Equality Florida gala pays tribute to Prather


Robert Prather holds up the 2013 Voice for Equality Award which he was given by Equality Florida as Michelle Ott, with the local chapter of Equality Florida, smiles during the Equality Florida Greater Gainesville Gala, held at the Florida Museum of Natural History, in Gainesville Saturday, May 4, 2013.

Brad McClenny/Staff photographer
Published: Saturday, May 4, 2013 at 11:18 p.m.
Last Modified: Saturday, May 4, 2013 at 11:18 p.m.

Robert Prather has come a long way since his first foray into activism in 2008 when he campaigned to put Barack Obama into the White House.

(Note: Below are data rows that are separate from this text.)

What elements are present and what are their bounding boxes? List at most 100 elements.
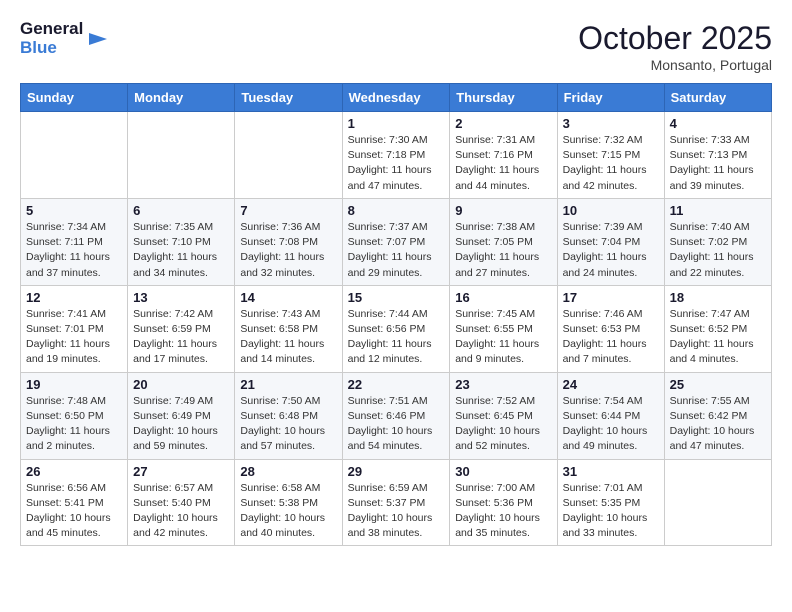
day-number: 10	[563, 203, 659, 218]
day-number: 15	[348, 290, 445, 305]
calendar-cell: 6Sunrise: 7:35 AMSunset: 7:10 PMDaylight…	[128, 198, 235, 285]
calendar-cell: 29 Sunrise: 6:59 AMSunset: 5:37 PMDayligh…	[342, 459, 450, 546]
day-info: Sunrise: 7:42 AMSunset: 6:59 PMDaylight:…	[133, 307, 229, 368]
location-subtitle: Monsanto, Portugal	[578, 57, 772, 73]
page-header: GeneralBlue October 2025 Monsanto, Portu…	[20, 20, 772, 73]
logo: GeneralBlue	[20, 20, 107, 57]
weekday-header-tuesday: Tuesday	[235, 84, 342, 112]
calendar-cell	[664, 459, 771, 546]
day-number: 16	[455, 290, 551, 305]
day-number: 9	[455, 203, 551, 218]
calendar-cell: 20 Sunrise: 7:49 AMSunset: 6:49 PMDayligh…	[128, 372, 235, 459]
day-number: 18	[670, 290, 766, 305]
calendar-cell: 9 Sunrise: 7:38 AMSunset: 7:05 PMDaylight…	[450, 198, 557, 285]
calendar-cell: 21 Sunrise: 7:50 AMSunset: 6:48 PMDayligh…	[235, 372, 342, 459]
day-number: 22	[348, 377, 445, 392]
day-number: 31	[563, 464, 659, 479]
day-info: Sunrise: 7:54 AMSunset: 6:44 PMDaylight:…	[563, 394, 659, 455]
day-info: Sunrise: 7:33 AMSunset: 7:13 PMDaylight:…	[670, 133, 766, 194]
day-info: Sunrise: 7:38 AMSunset: 7:05 PMDaylight:…	[455, 220, 551, 281]
week-row-4: 19 Sunrise: 7:48 AMSunset: 6:50 PMDayligh…	[21, 372, 772, 459]
calendar-cell: 31Sunrise: 7:01 AMSunset: 5:35 PMDayligh…	[557, 459, 664, 546]
day-info: Sunrise: 7:44 AMSunset: 6:56 PMDaylight:…	[348, 307, 445, 368]
day-number: 28	[240, 464, 336, 479]
day-number: 13	[133, 290, 229, 305]
day-info: Sunrise: 7:00 AMSunset: 5:36 PMDaylight:…	[455, 481, 551, 542]
day-info: Sunrise: 7:34 AMSunset: 7:11 PMDaylight:…	[26, 220, 122, 281]
day-number: 26	[26, 464, 122, 479]
calendar-cell: 24 Sunrise: 7:54 AMSunset: 6:44 PMDayligh…	[557, 372, 664, 459]
calendar-cell: 1Sunrise: 7:30 AMSunset: 7:18 PMDaylight…	[342, 112, 450, 199]
calendar-table: SundayMondayTuesdayWednesdayThursdayFrid…	[20, 83, 772, 546]
day-number: 27	[133, 464, 229, 479]
logo-triangle-icon	[89, 25, 107, 53]
day-number: 4	[670, 116, 766, 131]
week-row-2: 5Sunrise: 7:34 AMSunset: 7:11 PMDaylight…	[21, 198, 772, 285]
weekday-header-thursday: Thursday	[450, 84, 557, 112]
day-info: Sunrise: 7:52 AMSunset: 6:45 PMDaylight:…	[455, 394, 551, 455]
day-info: Sunrise: 7:31 AMSunset: 7:16 PMDaylight:…	[455, 133, 551, 194]
day-number: 11	[670, 203, 766, 218]
day-number: 6	[133, 203, 229, 218]
calendar-cell: 4 Sunrise: 7:33 AMSunset: 7:13 PMDaylight…	[664, 112, 771, 199]
day-info: Sunrise: 7:46 AMSunset: 6:53 PMDaylight:…	[563, 307, 659, 368]
calendar-cell: 27 Sunrise: 6:57 AMSunset: 5:40 PMDayligh…	[128, 459, 235, 546]
weekday-header-friday: Friday	[557, 84, 664, 112]
week-row-1: 1Sunrise: 7:30 AMSunset: 7:18 PMDaylight…	[21, 112, 772, 199]
day-number: 7	[240, 203, 336, 218]
day-info: Sunrise: 7:32 AMSunset: 7:15 PMDaylight:…	[563, 133, 659, 194]
calendar-cell: 22 Sunrise: 7:51 AMSunset: 6:46 PMDayligh…	[342, 372, 450, 459]
week-row-5: 26 Sunrise: 6:56 AMSunset: 5:41 PMDayligh…	[21, 459, 772, 546]
day-info: Sunrise: 7:39 AMSunset: 7:04 PMDaylight:…	[563, 220, 659, 281]
day-number: 19	[26, 377, 122, 392]
calendar-cell: 28 Sunrise: 6:58 AMSunset: 5:38 PMDayligh…	[235, 459, 342, 546]
day-info: Sunrise: 7:51 AMSunset: 6:46 PMDaylight:…	[348, 394, 445, 455]
calendar-cell	[21, 112, 128, 199]
day-info: Sunrise: 7:41 AMSunset: 7:01 PMDaylight:…	[26, 307, 122, 368]
day-info: Sunrise: 7:36 AMSunset: 7:08 PMDaylight:…	[240, 220, 336, 281]
calendar-cell: 15 Sunrise: 7:44 AMSunset: 6:56 PMDayligh…	[342, 285, 450, 372]
logo-text: GeneralBlue	[20, 20, 83, 57]
calendar-cell: 8 Sunrise: 7:37 AMSunset: 7:07 PMDaylight…	[342, 198, 450, 285]
day-number: 14	[240, 290, 336, 305]
calendar-cell: 14Sunrise: 7:43 AMSunset: 6:58 PMDayligh…	[235, 285, 342, 372]
day-number: 21	[240, 377, 336, 392]
day-number: 20	[133, 377, 229, 392]
day-info: Sunrise: 7:47 AMSunset: 6:52 PMDaylight:…	[670, 307, 766, 368]
month-title: October 2025	[578, 20, 772, 57]
calendar-cell: 26 Sunrise: 6:56 AMSunset: 5:41 PMDayligh…	[21, 459, 128, 546]
calendar-cell: 5Sunrise: 7:34 AMSunset: 7:11 PMDaylight…	[21, 198, 128, 285]
day-info: Sunrise: 7:49 AMSunset: 6:49 PMDaylight:…	[133, 394, 229, 455]
calendar-cell: 19 Sunrise: 7:48 AMSunset: 6:50 PMDayligh…	[21, 372, 128, 459]
day-info: Sunrise: 6:56 AMSunset: 5:41 PMDaylight:…	[26, 481, 122, 542]
day-info: Sunrise: 6:58 AMSunset: 5:38 PMDaylight:…	[240, 481, 336, 542]
day-info: Sunrise: 7:40 AMSunset: 7:02 PMDaylight:…	[670, 220, 766, 281]
day-number: 3	[563, 116, 659, 131]
day-info: Sunrise: 6:59 AMSunset: 5:37 PMDaylight:…	[348, 481, 445, 542]
day-number: 29	[348, 464, 445, 479]
day-info: Sunrise: 7:55 AMSunset: 6:42 PMDaylight:…	[670, 394, 766, 455]
calendar-cell: 30 Sunrise: 7:00 AMSunset: 5:36 PMDayligh…	[450, 459, 557, 546]
weekday-header-saturday: Saturday	[664, 84, 771, 112]
day-number: 1	[348, 116, 445, 131]
calendar-cell: 11 Sunrise: 7:40 AMSunset: 7:02 PMDayligh…	[664, 198, 771, 285]
day-number: 24	[563, 377, 659, 392]
day-info: Sunrise: 7:48 AMSunset: 6:50 PMDaylight:…	[26, 394, 122, 455]
calendar-cell: 2 Sunrise: 7:31 AMSunset: 7:16 PMDaylight…	[450, 112, 557, 199]
day-number: 23	[455, 377, 551, 392]
calendar-cell	[235, 112, 342, 199]
calendar-cell	[128, 112, 235, 199]
day-info: Sunrise: 7:37 AMSunset: 7:07 PMDaylight:…	[348, 220, 445, 281]
day-number: 8	[348, 203, 445, 218]
day-info: Sunrise: 6:57 AMSunset: 5:40 PMDaylight:…	[133, 481, 229, 542]
calendar-cell: 7 Sunrise: 7:36 AMSunset: 7:08 PMDaylight…	[235, 198, 342, 285]
calendar-cell: 17 Sunrise: 7:46 AMSunset: 6:53 PMDayligh…	[557, 285, 664, 372]
day-number: 25	[670, 377, 766, 392]
day-number: 2	[455, 116, 551, 131]
day-number: 17	[563, 290, 659, 305]
day-info: Sunrise: 7:50 AMSunset: 6:48 PMDaylight:…	[240, 394, 336, 455]
calendar-cell: 12Sunrise: 7:41 AMSunset: 7:01 PMDayligh…	[21, 285, 128, 372]
calendar-cell: 23 Sunrise: 7:52 AMSunset: 6:45 PMDayligh…	[450, 372, 557, 459]
calendar-cell: 3 Sunrise: 7:32 AMSunset: 7:15 PMDaylight…	[557, 112, 664, 199]
day-number: 30	[455, 464, 551, 479]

In 2010, Prather supported Democrat Craig Lowe's bid to be Gainesville's first openly gay mayor.

In 2009, he campaigned against and successfully defeated a referendum to repeal a Gainesville ordinance protecting the rights of lesbian, gay, bisexual and transgender, or LGBT, people such as himself.

That same year, he served as president of the Stonewall Democrats of Alachua County, an organization that looks to help get members of the LGBT community elected into office.

Then last December, at age 31, he was elected chairman of the Alachua County Democratic Executive Committee, replacing a man twice his age.

On Saturday night, he received the Voice of Equality award at the fifth annual Equality Florida Gala.

“I'm humbled and shocked,” he said.

The Equality Florida Greater Gainesville Gala at the Florida Museum of Natural History on Saturday evening helped to raise money and awareness for LGBT issues in Florida.

“The Greater Gainesville Gala is to celebrate the success Equality Florida has had in promoting protection and rights for the LGBT community,” said Michelle Ott, 55, chair of Equality Florida's steering committee.

Equality Florida is involved with issues such as preventing the bullying of LGBT students, preventing workplace discrimination against LGBT employees and preventing discrimination against LGBT people by landlords.

Last year, the gala surpassed its fundraising goal of $35,000 to raise around $42,000, Ott said. This year, the goal is $40,000, collected from sponsors of the event, ticket prices, donations and a silent auction selling everything from massages to gift certificates to a year's supply of bird seed.

“People who come are very committed,” Ott said.

Saturday evening, guests mingled for about an hour, after which Stratton Pollitzer, deputy director for Equality Florida, gave the “State of the State” speech, focusing on the shape of LGBT rights in Florida. Then Prather received the Voice for Equality award for his involvement in working to pass pro-equality legislation and elect pro-equality politicians.

By the time the program started, the room was packed with guests.

“The reason that we're here is to make sure that everybody is equal,” said Jeremy Radford, 20. “The LGBT community can be invisible at times. It's important to make our presence known.”

Eileen Roy, a member of the Alachua County School Board, was there to support gay and transgender students.

“I'm so glad we believe in equality here,” she said. “I don't know of anybody that's not supportive of those kids.”

Gainesville is a great town for LGBT rights, said attendee Duane Tully. Although Gainesville has ordinances protecting LGBT rights, Alachua County has no such ordinance.

“In spite of all the progress we've made, the work is not done,” Tully said.